This short tutorial illustrates how to analyze population genetic structure, and how to perform genome scans for selection using
the function **snmf** from the R computer package **LEA** (Frichot et al. 2014, Frichot et al. 2015). This tutorial also provides guidelines for controlling the false discovery rate in genome scans for selection.

LEA can handle several classical formats for genotypic matrices. More specifically, the package uses the **lfmm** and **geno** formats, and provides functions to convert data sets in **ped**, **vcf**, or **ancestrymap** format.

The example data set used in the demo is available here: genotype1.lfmm.

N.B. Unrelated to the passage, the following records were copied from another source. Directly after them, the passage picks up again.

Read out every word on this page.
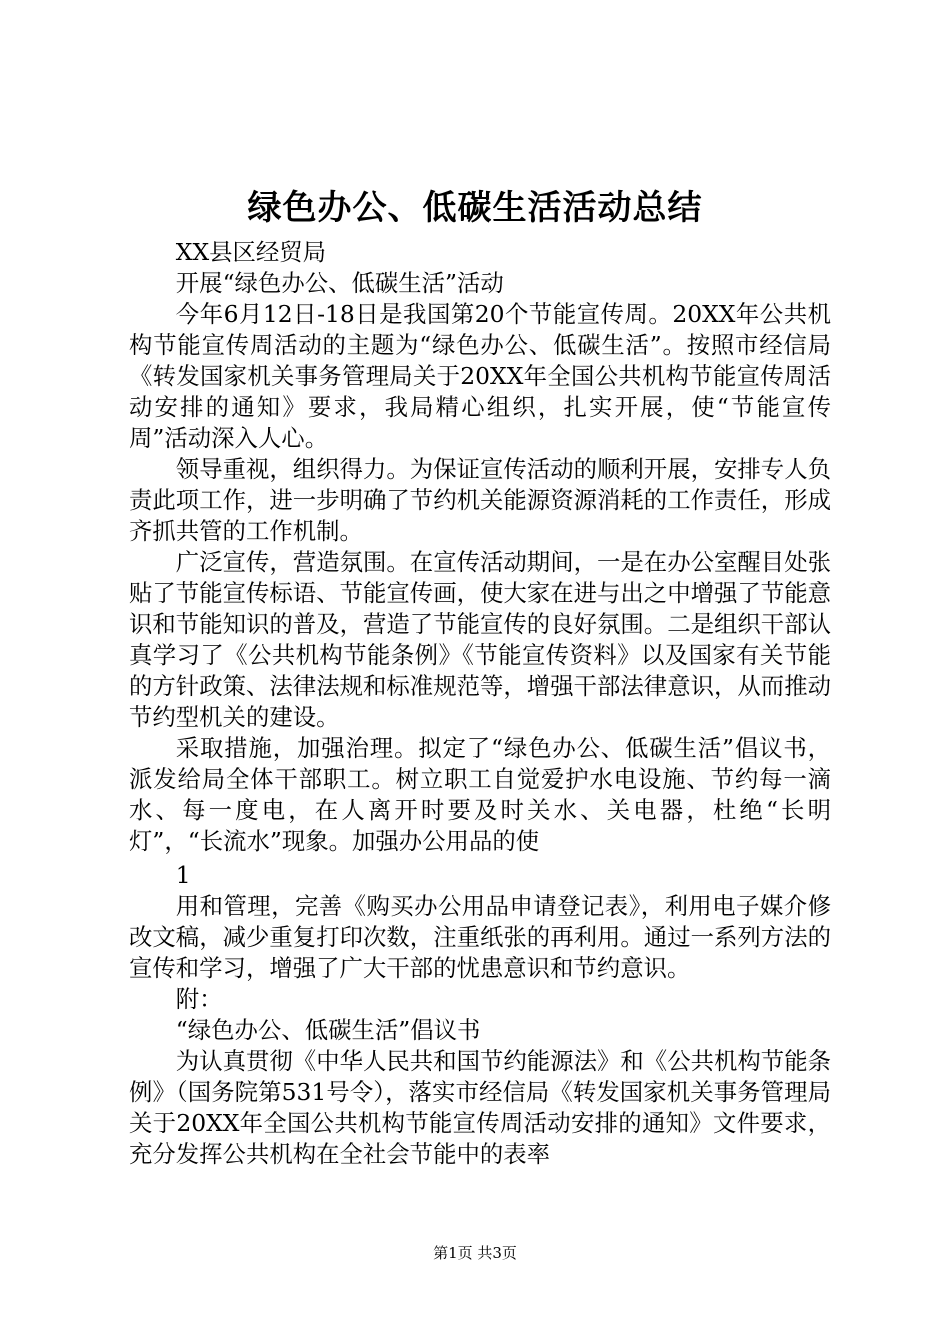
绿色办公、低碳生活活动总结

XX县区经贸局

开展“绿色办公、低碳生活”活动

今年6月12日-18日是我国第20个节能宣传周。20XX年公共机构节能宣传周活动的主题为“绿色办公、低碳生活”。按照市经信局《转发国家机关事务管理局关于20XX年全国公共机构节能宣传周活动安排的通知》要求，我局精心组织，扎实开展，使“节能宣传周”活动深入人心。

领导重视，组织得力。为保证宣传活动的顺利开展，安排专人负责此项工作，进一步明确了节约机关能源资源消耗的工作责任，形成齐抓共管的工作机制。

广泛宣传，营造氛围。在宣传活动期间，一是在办公室醒目处张贴了节能宣传标语、节能宣传画，使大家在进与出之中增强了节能意识和节能知识的普及，营造了节能宣传的良好氛围。二是组织干部认真学习了《公共机构节能条例》《节能宣传资料》以及国家有关节能的方针政策、法律法规和标准规范等，增强干部法律意识，从而推动节约型机关的建设。

采取措施，加强治理。拟定了“绿色办公、低碳生活”倡议书，派发给局全体干部职工。树立职工自觉爱护水电设施、节约每一滴水、每一度电，在人离开时要及时关水、关电器，杜绝“长明灯”，“长流水”现象。加强办公用品的使

1

用和管理，完善《购买办公用品申请登记表》，利用电子媒介修改文稿，减少重复打印次数，注重纸张的再利用。通过一系列方法的宣传和学习，增强了广大干部的忧患意识和节约意识。

附：

“绿色办公、低碳生活”倡议书

为认真贯彻《中华人民共和国节约能源法》和《公共机构节能条例》（国务院第531号令），落实市经信局《转发国家机关事务管理局关于20XX年全国公共机构节能宣传周活动安排的通知》文件要求，充分发挥公共机构在全社会节能中的表率

第1页 共3页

A LEA session starts with the following R command

`library(LEA)`

`## Warning: package 'LEA' was built under R version 3.2.0`

Using the genotypic matrix, the first step is to evaluate population genetic structure. The snmf function provides outputs similar to those of the computer program **STRUCTURE**. We start with converting the genotype matrix from the “lfmm” to the “geno” format as follows

`genotype = lfmm2geno("genotype1.lfmm")`

```
##
## - number of detected individuals: 200
## - number of detected loci: 500
```

Then we create an “snmf” object (or project) using the **snmf** function. Here we run the program for \(K= 1-6\) ancestral populations.

`obj.snmf = snmf(genotype, K = 1:6, entropy = T, ploidy = 2, project = "new")`

```
## The project is saved into :
## genotype1.snmfProject
##
## To load the project, use:
## project = load.snmfProject("genotype1.snmfProject")
##
## To remove the project, use:
## remove.snmfProject("genotype1.snmfProject")
```

Since the program was called with the **entropy** option, we can plot the values of the cross-entropy criterion for each \(K\). The value for which the function plateaus or increases is our estimate of \(K\).

`plot(obj.snmf)`

```
## Warning in plot(s$crossEntropy[1, ], ylab = "Minimal Cross-Entropy", xlab
## = "Number of ancestral populations", : bytecode version mismatch; using
## eval
```

We observe that the minumum value is obtained for \(K = 2\). Note that we can visualize the barplot of ancestry coeffcients as follows.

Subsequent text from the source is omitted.